Those are all great points about how endowments operate, but everyone has the same rules. Your points do not address and they do not explain why UConn is so far behind other Public institutions, that are funded by their states, in far less wealthy states, some with smaller populations. Simply look at the list of Public Institutions that receive state funding. UConn has around half the endowment of the 50th school on the list.Let's just say that you wanted to fund the UCONN Football Coaching Staff as a donor, and let's say as an example that you wanted to set the budget at $5M a year. There are a couple of ways to do it.
1) Donate $5M a year for current use
Expensive but compared to the alternative....
2) Set up an endowment that will fund the $5M/year in perpetuity.

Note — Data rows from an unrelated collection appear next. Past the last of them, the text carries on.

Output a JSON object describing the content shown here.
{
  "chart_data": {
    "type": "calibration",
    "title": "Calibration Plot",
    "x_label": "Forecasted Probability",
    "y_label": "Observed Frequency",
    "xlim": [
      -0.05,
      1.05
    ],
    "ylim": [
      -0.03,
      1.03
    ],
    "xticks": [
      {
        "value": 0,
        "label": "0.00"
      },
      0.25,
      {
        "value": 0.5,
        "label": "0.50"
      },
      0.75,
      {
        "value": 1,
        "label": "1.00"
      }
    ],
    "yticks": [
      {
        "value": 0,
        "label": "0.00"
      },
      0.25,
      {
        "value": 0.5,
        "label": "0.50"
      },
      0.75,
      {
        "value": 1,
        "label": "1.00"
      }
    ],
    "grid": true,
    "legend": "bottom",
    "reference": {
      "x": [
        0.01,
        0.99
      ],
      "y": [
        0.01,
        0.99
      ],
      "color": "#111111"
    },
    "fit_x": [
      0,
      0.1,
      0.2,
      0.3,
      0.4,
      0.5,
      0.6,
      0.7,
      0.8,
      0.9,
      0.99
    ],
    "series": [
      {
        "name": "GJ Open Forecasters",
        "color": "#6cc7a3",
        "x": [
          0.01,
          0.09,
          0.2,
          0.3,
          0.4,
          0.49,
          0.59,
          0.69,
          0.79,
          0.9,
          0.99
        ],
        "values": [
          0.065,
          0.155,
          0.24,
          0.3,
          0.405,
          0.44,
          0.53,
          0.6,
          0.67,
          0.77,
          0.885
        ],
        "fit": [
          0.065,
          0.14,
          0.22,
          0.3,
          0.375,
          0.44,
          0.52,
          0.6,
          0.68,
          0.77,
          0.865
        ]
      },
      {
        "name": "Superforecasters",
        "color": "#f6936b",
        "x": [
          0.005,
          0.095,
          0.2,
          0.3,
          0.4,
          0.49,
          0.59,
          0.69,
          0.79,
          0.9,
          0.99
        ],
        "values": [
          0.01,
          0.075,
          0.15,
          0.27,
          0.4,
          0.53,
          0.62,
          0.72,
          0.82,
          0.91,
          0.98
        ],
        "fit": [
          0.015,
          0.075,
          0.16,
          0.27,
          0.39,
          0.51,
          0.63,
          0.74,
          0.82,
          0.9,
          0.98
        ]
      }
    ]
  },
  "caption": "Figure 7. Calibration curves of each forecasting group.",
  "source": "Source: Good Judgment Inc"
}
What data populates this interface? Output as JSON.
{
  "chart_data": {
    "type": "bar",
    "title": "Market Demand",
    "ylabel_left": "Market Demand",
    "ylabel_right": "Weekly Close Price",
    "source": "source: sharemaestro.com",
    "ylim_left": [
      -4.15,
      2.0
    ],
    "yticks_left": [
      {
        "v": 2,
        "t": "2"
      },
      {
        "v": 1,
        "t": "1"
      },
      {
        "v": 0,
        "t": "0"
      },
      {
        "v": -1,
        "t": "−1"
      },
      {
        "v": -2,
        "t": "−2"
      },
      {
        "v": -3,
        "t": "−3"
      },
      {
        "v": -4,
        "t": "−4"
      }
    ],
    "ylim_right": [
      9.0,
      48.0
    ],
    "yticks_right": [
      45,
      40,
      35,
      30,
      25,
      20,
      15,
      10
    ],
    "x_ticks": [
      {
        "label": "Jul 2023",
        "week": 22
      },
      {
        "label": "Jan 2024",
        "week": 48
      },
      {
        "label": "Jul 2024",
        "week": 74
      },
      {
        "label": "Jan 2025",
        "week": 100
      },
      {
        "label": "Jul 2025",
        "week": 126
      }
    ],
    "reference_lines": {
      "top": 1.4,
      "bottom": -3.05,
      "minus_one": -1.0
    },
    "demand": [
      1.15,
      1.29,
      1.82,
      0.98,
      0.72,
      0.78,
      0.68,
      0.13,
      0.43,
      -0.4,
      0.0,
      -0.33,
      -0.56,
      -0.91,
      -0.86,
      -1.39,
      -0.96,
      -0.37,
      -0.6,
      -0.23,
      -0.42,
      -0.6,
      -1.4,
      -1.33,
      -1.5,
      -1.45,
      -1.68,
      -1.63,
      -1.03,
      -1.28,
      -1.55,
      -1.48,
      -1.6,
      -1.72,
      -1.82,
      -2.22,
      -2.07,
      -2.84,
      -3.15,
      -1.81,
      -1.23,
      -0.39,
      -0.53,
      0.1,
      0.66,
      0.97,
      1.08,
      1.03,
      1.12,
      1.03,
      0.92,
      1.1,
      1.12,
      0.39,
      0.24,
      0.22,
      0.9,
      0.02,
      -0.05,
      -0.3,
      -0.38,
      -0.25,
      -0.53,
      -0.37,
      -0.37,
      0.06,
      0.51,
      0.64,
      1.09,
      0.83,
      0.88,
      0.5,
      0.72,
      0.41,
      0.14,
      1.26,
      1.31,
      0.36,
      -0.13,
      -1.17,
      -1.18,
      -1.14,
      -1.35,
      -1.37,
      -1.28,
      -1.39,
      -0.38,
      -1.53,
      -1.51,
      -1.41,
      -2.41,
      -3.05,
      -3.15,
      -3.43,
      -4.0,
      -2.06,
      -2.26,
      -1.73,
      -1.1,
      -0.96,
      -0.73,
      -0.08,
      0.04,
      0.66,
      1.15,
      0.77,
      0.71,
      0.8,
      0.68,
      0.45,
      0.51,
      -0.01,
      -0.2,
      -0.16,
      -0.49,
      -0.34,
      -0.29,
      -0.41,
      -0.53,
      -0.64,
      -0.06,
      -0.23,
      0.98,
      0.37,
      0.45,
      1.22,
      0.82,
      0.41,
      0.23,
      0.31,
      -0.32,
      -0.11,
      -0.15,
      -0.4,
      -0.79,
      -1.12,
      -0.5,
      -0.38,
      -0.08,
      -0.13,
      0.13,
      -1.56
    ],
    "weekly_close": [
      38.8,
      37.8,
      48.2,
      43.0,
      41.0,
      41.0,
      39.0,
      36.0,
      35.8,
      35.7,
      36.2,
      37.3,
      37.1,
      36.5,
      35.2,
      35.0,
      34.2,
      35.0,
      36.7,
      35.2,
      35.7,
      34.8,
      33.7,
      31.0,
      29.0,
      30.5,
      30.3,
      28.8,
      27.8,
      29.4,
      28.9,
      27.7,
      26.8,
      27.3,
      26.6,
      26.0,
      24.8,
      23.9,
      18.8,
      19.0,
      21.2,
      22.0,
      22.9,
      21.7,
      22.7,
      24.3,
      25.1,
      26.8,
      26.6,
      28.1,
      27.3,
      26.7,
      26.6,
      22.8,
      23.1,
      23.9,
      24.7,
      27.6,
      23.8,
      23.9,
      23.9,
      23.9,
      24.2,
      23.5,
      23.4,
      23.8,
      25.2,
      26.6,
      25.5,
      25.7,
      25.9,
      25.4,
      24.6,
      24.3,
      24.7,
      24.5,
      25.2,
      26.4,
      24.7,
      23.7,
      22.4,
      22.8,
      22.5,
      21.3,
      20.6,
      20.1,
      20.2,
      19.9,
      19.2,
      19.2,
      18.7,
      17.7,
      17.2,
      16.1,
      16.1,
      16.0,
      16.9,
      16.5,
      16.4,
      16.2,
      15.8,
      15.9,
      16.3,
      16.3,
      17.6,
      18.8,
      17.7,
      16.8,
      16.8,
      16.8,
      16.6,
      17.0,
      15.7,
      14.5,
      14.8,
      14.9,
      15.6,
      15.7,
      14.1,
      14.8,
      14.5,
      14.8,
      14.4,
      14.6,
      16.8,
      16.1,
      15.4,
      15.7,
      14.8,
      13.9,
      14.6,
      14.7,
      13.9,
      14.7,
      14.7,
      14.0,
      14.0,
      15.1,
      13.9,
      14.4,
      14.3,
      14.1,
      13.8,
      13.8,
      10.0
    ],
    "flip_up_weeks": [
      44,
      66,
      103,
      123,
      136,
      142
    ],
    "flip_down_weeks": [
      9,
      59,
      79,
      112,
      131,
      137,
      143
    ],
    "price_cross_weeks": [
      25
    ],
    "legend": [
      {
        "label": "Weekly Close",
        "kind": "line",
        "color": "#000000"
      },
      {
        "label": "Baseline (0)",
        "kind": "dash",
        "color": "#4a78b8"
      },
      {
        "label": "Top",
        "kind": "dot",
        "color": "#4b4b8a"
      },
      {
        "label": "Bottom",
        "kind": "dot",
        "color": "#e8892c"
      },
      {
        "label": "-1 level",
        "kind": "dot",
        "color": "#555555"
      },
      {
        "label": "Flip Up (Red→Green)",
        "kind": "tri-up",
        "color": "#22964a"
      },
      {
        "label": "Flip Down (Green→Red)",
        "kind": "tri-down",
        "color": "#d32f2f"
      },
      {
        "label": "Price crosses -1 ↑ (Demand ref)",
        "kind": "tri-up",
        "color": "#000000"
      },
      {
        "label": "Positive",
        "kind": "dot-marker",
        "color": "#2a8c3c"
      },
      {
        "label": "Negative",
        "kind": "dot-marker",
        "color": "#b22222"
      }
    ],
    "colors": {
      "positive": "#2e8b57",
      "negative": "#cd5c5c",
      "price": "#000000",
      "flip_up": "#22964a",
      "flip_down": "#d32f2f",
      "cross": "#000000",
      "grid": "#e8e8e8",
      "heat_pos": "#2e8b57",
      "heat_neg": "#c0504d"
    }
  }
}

Choosing #2 means you have to donate $117.6M in order to be able to distribute $5M/year at the 4.25% spending rate.
On the field, the results are the same. #1 is invisible to the endowment, #2 makes the endowment look great, but nearly 20% of the endowment would be for a single purpose.
Sorry to beat a dead horse here, but not everyone understands how foundations/endowments work.
If there was some large wealthy donor base out there, it would show up in the endowment. The fact that we are in a wealthy state has not shown up in donations to UConn. For quite some time now, UConn has been pushing donors and yes, donations have gone up, but for people to sit there and somehow think there is some mysterious huge sum of money that we are just not tapping into...well it is the same thinking that basketball is going to get us into the P4/P2.
I do hope that changes in the future, especially as more alumni make more and more money, but the reality is they are not presently out there giving money. Just like us getting into the P4/P2, a lot has to change for the current situation to change in anyway.